Then her publisher started getting complaints: Perfume was deemed sexist; not all women use it. A line about “bubbles in a glass of Champagne” might foster underage drinking. So out went the bubbly and all other offending references.
When “French is Fun” was released, one woman complained that using cognac in mousse would encourage drunkenness. So Stein’s editors at Amsco School Publications asked her to change the next edition.
Aan de andere kant, ze kunnen ook overdrijven in de andere richting:
Watered-down definitions of jihad
The word means “holy war.” It refers to armed warfare against infidels to extend Islam’s realm, and most Americans know it as what Osama Bin Laden declared on the U.S. before killing its citizens en masse.
Houghton Mifflin’s “Across the Centuries,” a 2003 social studies textbook used in Queens and Staten Island, sees it differently.

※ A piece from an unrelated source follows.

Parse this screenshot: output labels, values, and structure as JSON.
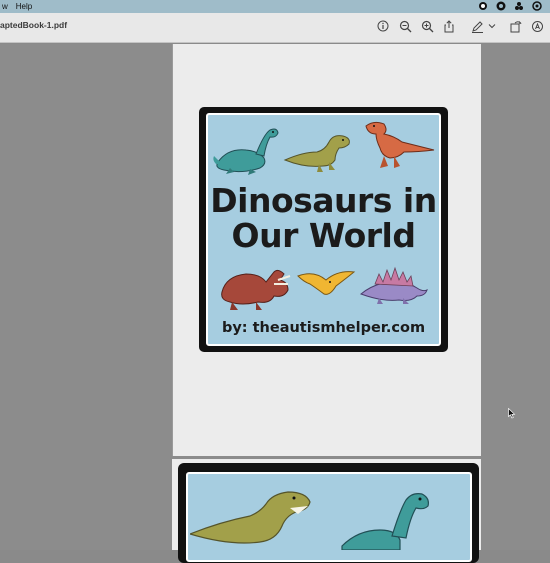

“An Islamic term that is often misunderstood is jihad,” it says on page 64. “The term means ’to struggle,’ to do one’s best to resist temptation and overcome evil.” The struggle “may require action,” and the Koran allows “self-defense and participation in military conflict, but restricts it to the right to defend against aggression and persecution.”
Said Bennetta, “They make jihadists sound like innocents doing their best to resist a second serving of ice cream.”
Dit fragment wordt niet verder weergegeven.